Obwohl Herrad hier vom Stuhl (solium) und vom Sitzen (sedebo) spricht, stellt sie Luzifer niemals
sitzend, sondern stehend dar, während in den unmittelbar benachbarten Darstellungen von der Erschaffung
der Engel und der der Menschen der Person Gott-Vaters ein einsitziges solium und der beratenden
Trinität ein dreisitziges, bankartiges, zugewiesen wird. Für Herrad kommt ein Stuhl nur der göttlichen
Majestät zu; obwohl sie den Gedanken von einem Stuhl Luzifers kennt, scheut sie sich, das bildlich darzustellen
. Erst der Meister des Freiburger Nordportals hat das gewagt, zweihundert Jahre später.
Vgl.

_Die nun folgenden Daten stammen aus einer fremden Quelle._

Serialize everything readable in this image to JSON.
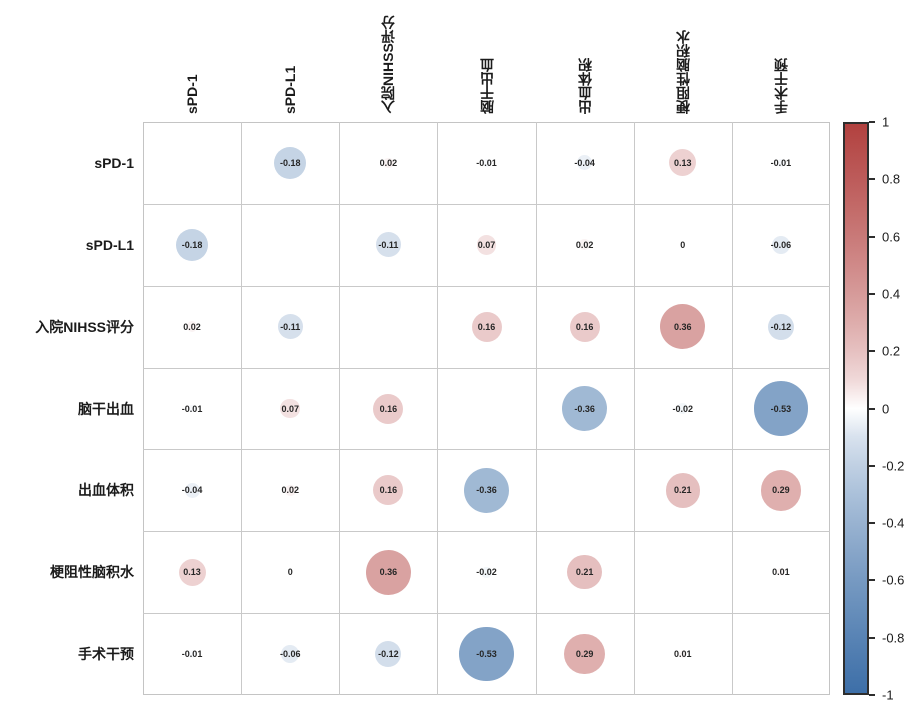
{
  "chart_data": {
    "type": "heatmap",
    "subtype": "correlation_matrix",
    "title": "",
    "variables": [
      "sPD-1",
      "sPD-L1",
      "入院NIHSS评分",
      "脑干出血",
      "出血体积",
      "梗阻性脑积水",
      "手术干预"
    ],
    "matrix": [
      [
        null,
        -0.18,
        0.02,
        -0.01,
        -0.04,
        0.13,
        -0.01
      ],
      [
        -0.18,
        null,
        -0.11,
        0.07,
        0.02,
        0,
        -0.06
      ],
      [
        0.02,
        -0.11,
        null,
        0.16,
        0.16,
        0.36,
        -0.12
      ],
      [
        -0.01,
        0.07,
        0.16,
        null,
        -0.36,
        -0.02,
        -0.53
      ],
      [
        -0.04,
        0.02,
        0.16,
        -0.36,
        null,
        0.21,
        0.29
      ],
      [
        0.13,
        0,
        0.36,
        -0.02,
        0.21,
        null,
        0.01
      ],
      [
        -0.01,
        -0.06,
        -0.12,
        -0.53,
        0.29,
        0.01,
        null
      ]
    ],
    "value_range": [
      -1,
      1
    ],
    "diagonal_blank": true,
    "glyph": "circle_sized_by_abs_value_colored_by_sign",
    "zero_display": "0",
    "legend_position": "right",
    "colorbar": {
      "tick_labels": [
        "1",
        "0.8",
        "0.6",
        "0.4",
        "0.2",
        "0",
        "-0.2",
        "-0.4",
        "-0.6",
        "-0.8",
        "-1"
      ],
      "tick_values": [
        1,
        0.8,
        0.6,
        0.4,
        0.2,
        0,
        -0.2,
        -0.4,
        -0.6,
        -0.8,
        -1
      ],
      "positive_color": "#b2413f",
      "negative_color": "#3d6fa8",
      "zero_color": "#ffffff"
    }
  }
}
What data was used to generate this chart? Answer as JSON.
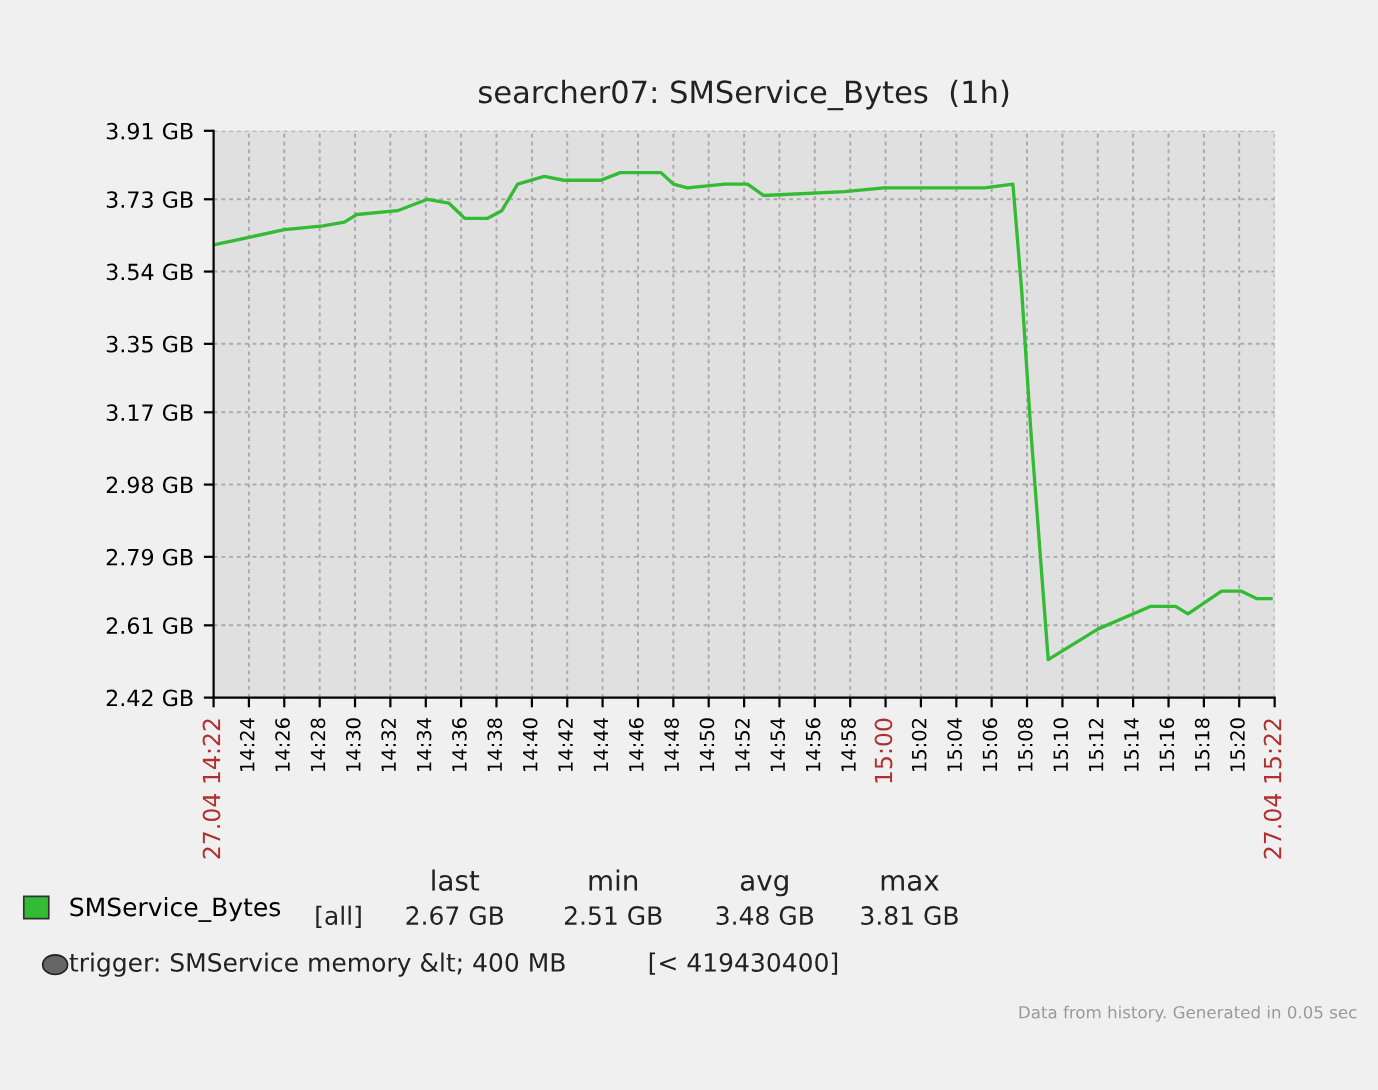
{
  "chart_data": {
    "type": "line",
    "title": "searcher07: SMService_Bytes  (1h)",
    "x": [
      14.3667,
      14.4,
      14.4333,
      14.47,
      14.49,
      14.5017,
      14.54,
      14.5683,
      14.5883,
      14.6033,
      14.625,
      14.6383,
      14.6533,
      14.6783,
      14.6967,
      14.7317,
      14.75,
      14.7883,
      14.8,
      14.8133,
      14.8483,
      14.8533,
      14.87,
      14.885,
      14.9617,
      14.9983,
      15.0933,
      15.12,
      15.1283,
      15.1367,
      15.1533,
      15.2,
      15.25,
      15.2733,
      15.285,
      15.3167,
      15.335,
      15.35,
      15.3633
    ],
    "series": [
      {
        "name": "SMService_Bytes",
        "color": "#33bb33",
        "values": [
          3.61,
          3.63,
          3.65,
          3.66,
          3.67,
          3.69,
          3.7,
          3.73,
          3.72,
          3.68,
          3.68,
          3.7,
          3.77,
          3.79,
          3.78,
          3.78,
          3.8,
          3.8,
          3.77,
          3.76,
          3.77,
          3.77,
          3.77,
          3.74,
          3.75,
          3.76,
          3.76,
          3.77,
          3.49,
          3.13,
          2.52,
          2.6,
          2.66,
          2.66,
          2.64,
          2.7,
          2.7,
          2.68,
          2.68
        ]
      }
    ],
    "xlim": [
      14.3667,
      15.3667
    ],
    "xticks": [
      {
        "value": 14.3667,
        "label": "27.04 14:22"
      },
      {
        "value": 14.4,
        "label": "14:24"
      },
      {
        "value": 14.4333,
        "label": "14:26"
      },
      {
        "value": 14.4667,
        "label": "14:28"
      },
      {
        "value": 14.5,
        "label": "14:30"
      },
      {
        "value": 14.5333,
        "label": "14:32"
      },
      {
        "value": 14.5667,
        "label": "14:34"
      },
      {
        "value": 14.6,
        "label": "14:36"
      },
      {
        "value": 14.6333,
        "label": "14:38"
      },
      {
        "value": 14.6667,
        "label": "14:40"
      },
      {
        "value": 14.7,
        "label": "14:42"
      },
      {
        "value": 14.7333,
        "label": "14:44"
      },
      {
        "value": 14.7667,
        "label": "14:46"
      },
      {
        "value": 14.8,
        "label": "14:48"
      },
      {
        "value": 14.8333,
        "label": "14:50"
      },
      {
        "value": 14.8667,
        "label": "14:52"
      },
      {
        "value": 14.9,
        "label": "14:54"
      },
      {
        "value": 14.9333,
        "label": "14:56"
      },
      {
        "value": 14.9667,
        "label": "14:58"
      },
      {
        "value": 15,
        "label": "15:00"
      },
      {
        "value": 15.0333,
        "label": "15:02"
      },
      {
        "value": 15.0667,
        "label": "15:04"
      },
      {
        "value": 15.1,
        "label": "15:06"
      },
      {
        "value": 15.1333,
        "label": "15:08"
      },
      {
        "value": 15.1667,
        "label": "15:10"
      },
      {
        "value": 15.2,
        "label": "15:12"
      },
      {
        "value": 15.2333,
        "label": "15:14"
      },
      {
        "value": 15.2667,
        "label": "15:16"
      },
      {
        "value": 15.3,
        "label": "15:18"
      },
      {
        "value": 15.3333,
        "label": "15:20"
      },
      {
        "value": 15.3667,
        "label": "27.04 15:22"
      }
    ],
    "ylim": [
      2.42,
      3.91
    ],
    "yticks": [
      {
        "value": 2.42,
        "label": "2.42 GB"
      },
      {
        "value": 2.61,
        "label": "2.61 GB"
      },
      {
        "value": 2.79,
        "label": "2.79 GB"
      },
      {
        "value": 2.98,
        "label": "2.98 GB"
      },
      {
        "value": 3.17,
        "label": "3.17 GB"
      },
      {
        "value": 3.35,
        "label": "3.35 GB"
      },
      {
        "value": 3.54,
        "label": "3.54 GB"
      },
      {
        "value": 3.73,
        "label": "3.73 GB"
      },
      {
        "value": 3.91,
        "label": "3.91 GB"
      }
    ],
    "grid": true,
    "legend": "bottom left",
    "annotations": [
      "[all]",
      "last",
      "min",
      "avg",
      "max",
      "2.67 GB",
      "2.51 GB",
      "3.48 GB",
      "3.81 GB",
      "trigger: SMService memory &lt; 400 MB",
      "[< 419430400]",
      "Data from history. Generated in 0.05 sec"
    ]
  }
}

A. Straub / G. Keller, Herrade de Landsperg: Hortus deliciarum (Reproduction heliographique . . .),
Straßburg 1879—1899, Band I, Tafel I—III.

21 Übertragung: „Um der allein ihm gehörigen Heerschar willen sann er darauf, wie er sich einen gewaltigeren
Stuhl verschaffte, einen höheren in den Himmeln", und: „Ich habe große Macht, einen herrlicheren
Stuhl, einen höheren im Himmel, zu bereiten."

22 Übertragung: „Du hast den Norden und das Meer geschaffen. Wenn auch der Teufel im Norden ist (so
wie er gesagt hat: ,Ich werde meinen Stuhl im Norden errichten') und wenn auch der Sturm im Meere ist,
sie vermögen doch nichts über deinen Willen."